Test cricket at Kotla tells a different story. The spin-friendly surface has produced some of the most one-sided bowling displays in Indian home conditions, with off-spinners and left-arm orthodox bowlers dominating the all-time figures. Visiting batters unfamiliar with the pace and turn the surface offers in longer matches have historically struggled.
Historical records
The batting records at the ground are almost entirely the product of Test cricket. Virat Kohli's 293 off 345 balls against Sri Lanka in December 2017 is the highest individual score, and it came in a match that also featured an impressive 200 off 451 from Sri Lanka's Dinesh Chandimal, making it one of the most run-filled Tests staged here. The October 2008 Test against Australia produced two further entries in the top five: VVS Laxman's unbeaten 259 off 431 balls and Gautam Gambhir's 242 off 487, a remarkable pair of innings considering how heavily spin-assisted the surface can be.

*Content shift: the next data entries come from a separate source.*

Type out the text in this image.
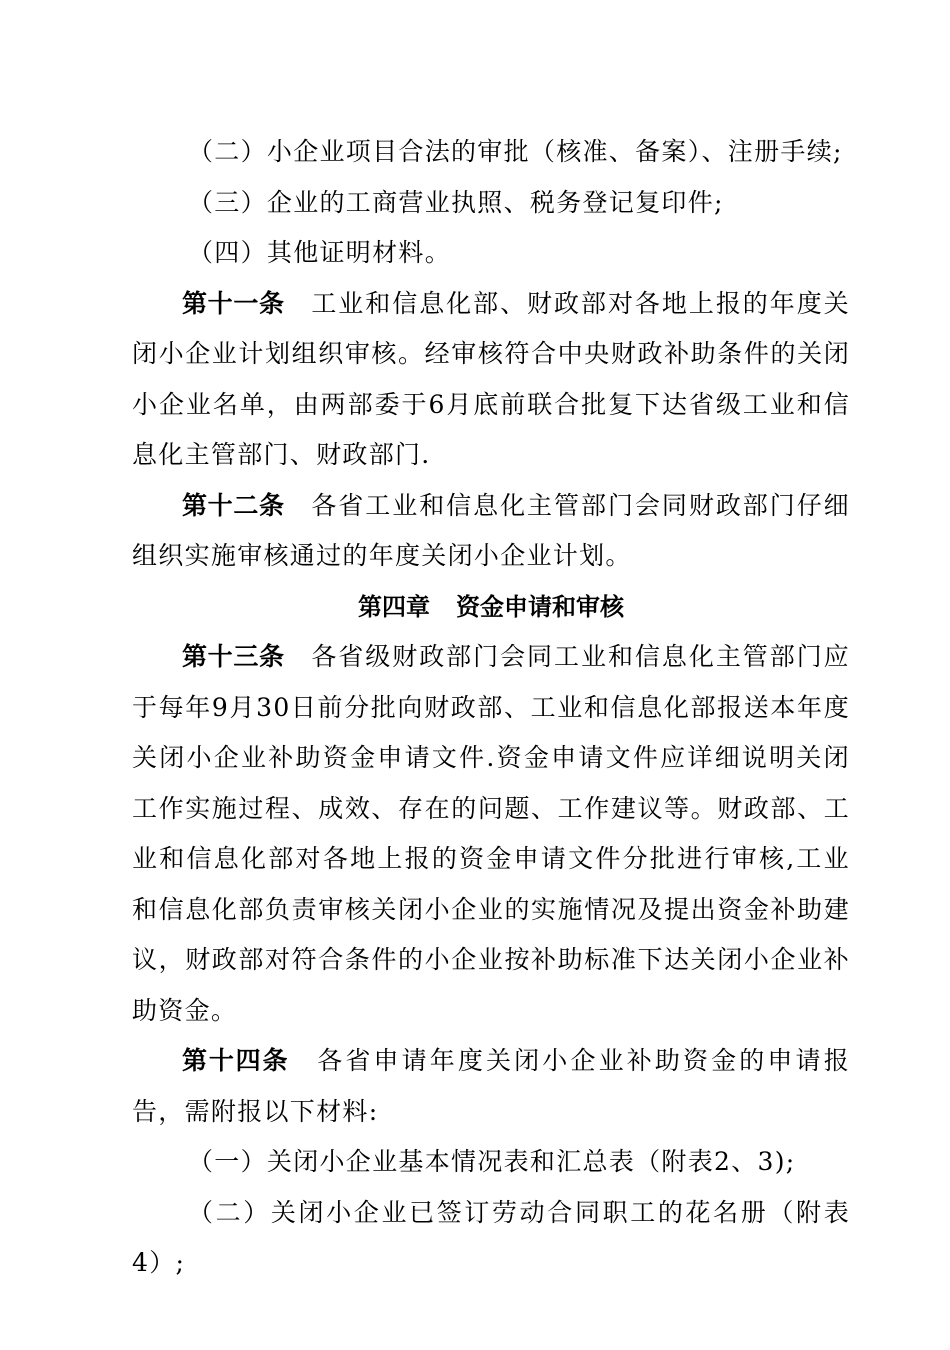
（二）小企业项目合法的审批（核准、备案）、注册手续;

（三）企业的工商营业执照、税务登记复印件;

（四）其他证明材料。

第十一条 工业和信息化部、财政部对各地上报的年度关闭小企业计划组织审核。经审核符合中央财政补助条件的关闭小企业名单，由两部委于6月底前联合批复下达省级工业和信息化主管部门、财政部门.

第十二条 各省工业和信息化主管部门会同财政部门仔细组织实施审核通过的年度关闭小企业计划。

第四章 资金申请和审核

第十三条 各省级财政部门会同工业和信息化主管部门应于每年9月30日前分批向财政部、工业和信息化部报送本年度关闭小企业补助资金申请文件.资金申请文件应详细说明关闭工作实施过程、成效、存在的问题、工作建议等。财政部、工业和信息化部对各地上报的资金申请文件分批进行审核,工业和信息化部负责审核关闭小企业的实施情况及提出资金补助建议，财政部对符合条件的小企业按补助标准下达关闭小企业补助资金。

第十四条 各省申请年度关闭小企业补助资金的申请报告，需附报以下材料:

（一）关闭小企业基本情况表和汇总表（附表2、3);

（二）关闭小企业已签订劳动合同职工的花名册（附表4）;
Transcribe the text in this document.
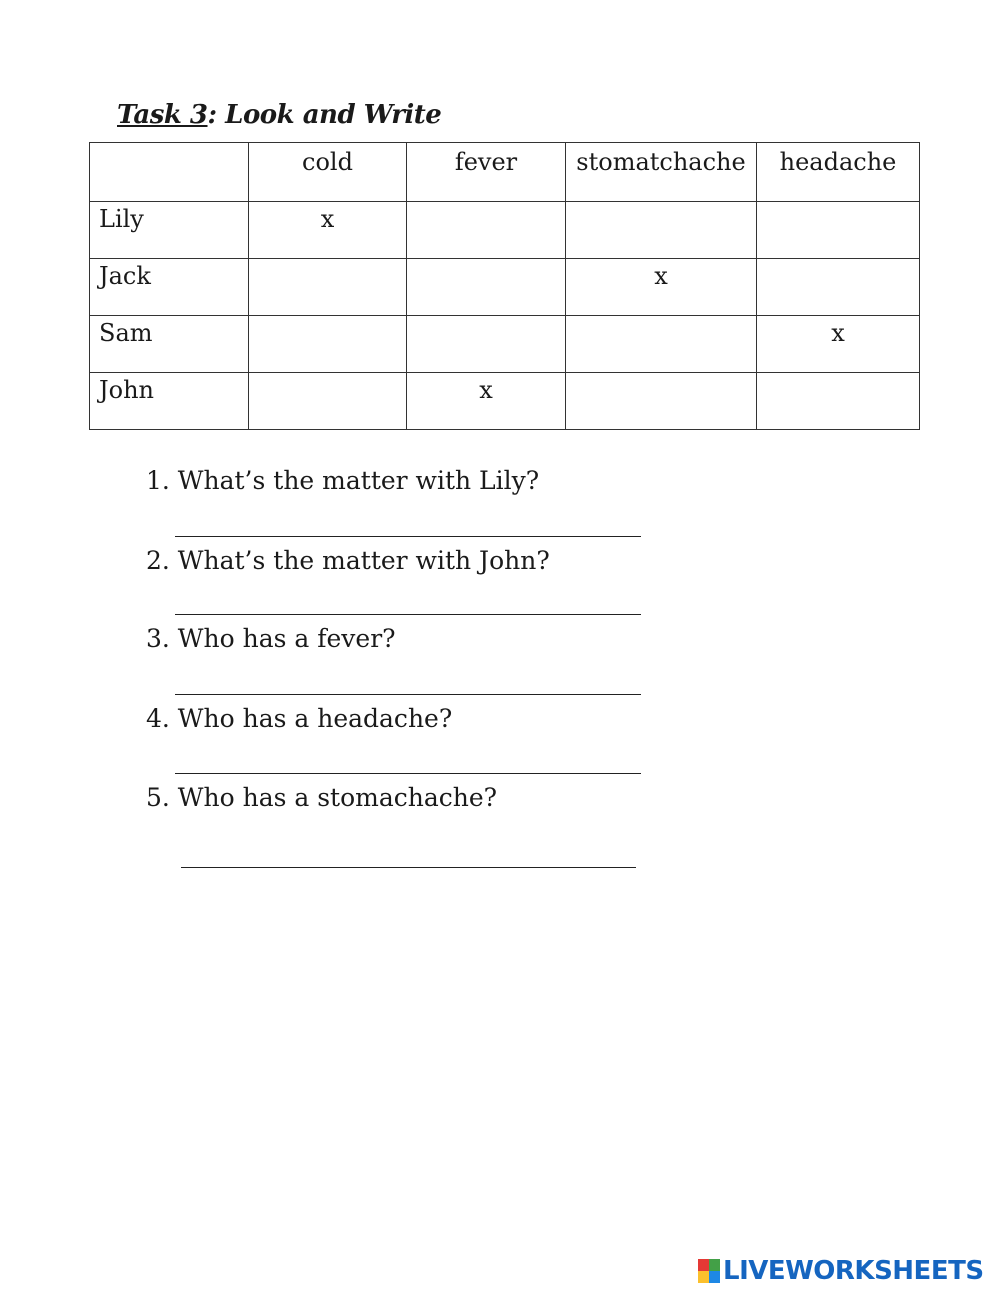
Task 3: Look and Write
	cold	fever	stomatchache	headache
Lily	x			
Jack			x	
Sam				x
John		x		
1. What’s the matter with Lily?
2. What’s the matter with John?
3. Who has a fever?
4. Who has a headache?
5. Who has a stomachache?
LIVEWORKSHEETS
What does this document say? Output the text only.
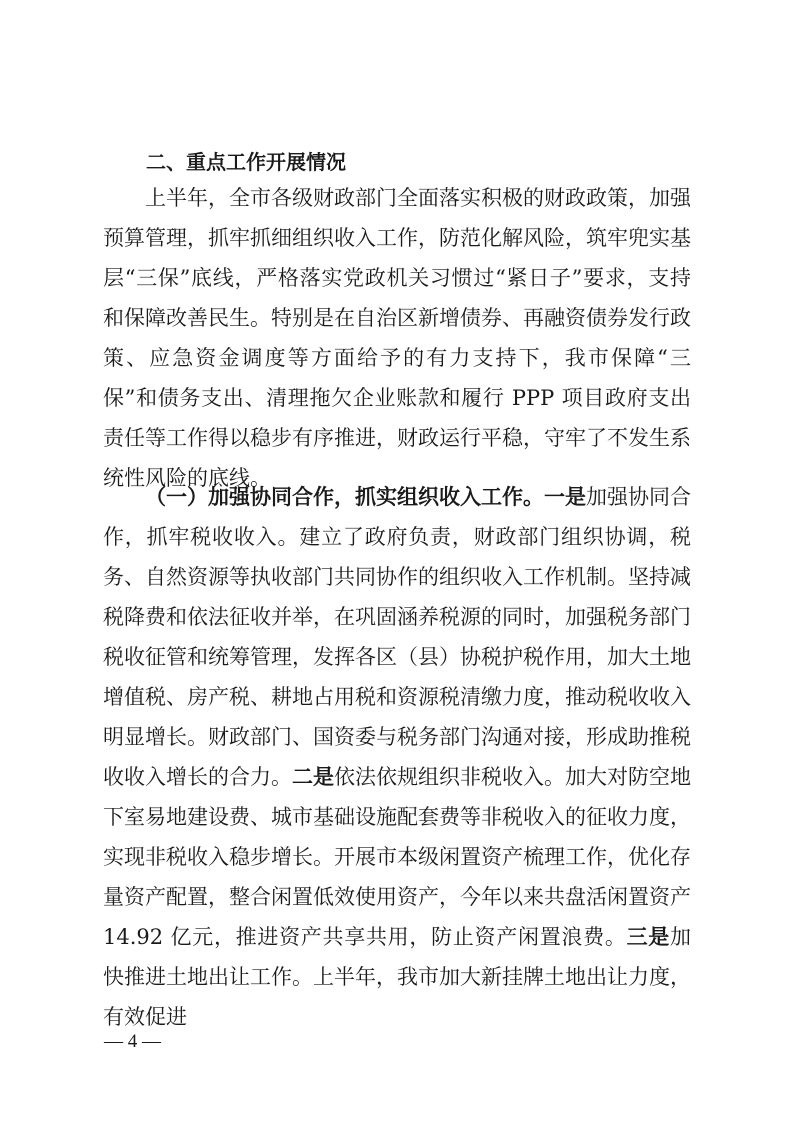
二、重点工作开展情况
上半年，全市各级财政部门全面落实积极的财政政策，加强预算管理，抓牢抓细组织收入工作，防范化解风险，筑牢兜实基层“三保”底线，严格落实党政机关习惯过“紧日子”要求，支持和保障改善民生。特别是在自治区新增债券、再融资债券发行政策、应急资金调度等方面给予的有力支持下，我市保障“三保”和债务支出、清理拖欠企业账款和履行 PPP 项目政府支出责任等工作得以稳步有序推进，财政运行平稳，守牢了不发生系统性风险的底线。
（一）加强协同合作，抓实组织收入工作。一是加强协同合作，抓牢税收收入。建立了政府负责，财政部门组织协调，税务、自然资源等执收部门共同协作的组织收入工作机制。坚持减税降费和依法征收并举，在巩固涵养税源的同时，加强税务部门税收征管和统筹管理，发挥各区（县）协税护税作用，加大土地增值税、房产税、耕地占用税和资源税清缴力度，推动税收收入明显增长。财政部门、国资委与税务部门沟通对接，形成助推税收收入增长的合力。二是依法依规组织非税收入。加大对防空地下室易地建设费、城市基础设施配套费等非税收入的征收力度，实现非税收入稳步增长。开展市本级闲置资产梳理工作，优化存量资产配置，整合闲置低效使用资产，今年以来共盘活闲置资产 14.92 亿元，推进资产共享共用，防止资产闲置浪费。三是加快推进土地出让工作。上半年，我市加大新挂牌土地出让力度，有效促进
— 4 —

With the ball, Ravindra Jadeja's 10 for 110 from 33.2 overs in the February 2023 Test against Australia stands as the ground record. Ravichandran Ashwin's 9 for 128 against West Indies in November 2011 places him second. The dominance of Indian spinners in these figures underscores how well the conditions suit slow bowling across a Test match, and Nathan Lyon's 9 for 165 in March 2013 is a reminder that visiting spinners, given the right conditions, can also find something here.
Who plays here
Delhi Capitals are the primary occupants, with 89 matches at the ground across the IPL era. Their 43% win rate at home is modest, and several visiting franchises have built strong records at Kotla. Sunrisers Hyderabad lead the visiting record with nine wins from 13 matches, Chennai Super Kings have won eight of twelve, and Royal Challengers Bangalore seven of eleven. India's international teams have used the ground for Tests, ODIs, and T20Is, winning 16 of 24 matches across those formats at a 76% rate, comfortably the best record of any side in the dataset. South Africa, in limited appearances as a visiting Test side, have won six of their eight matches at the venue.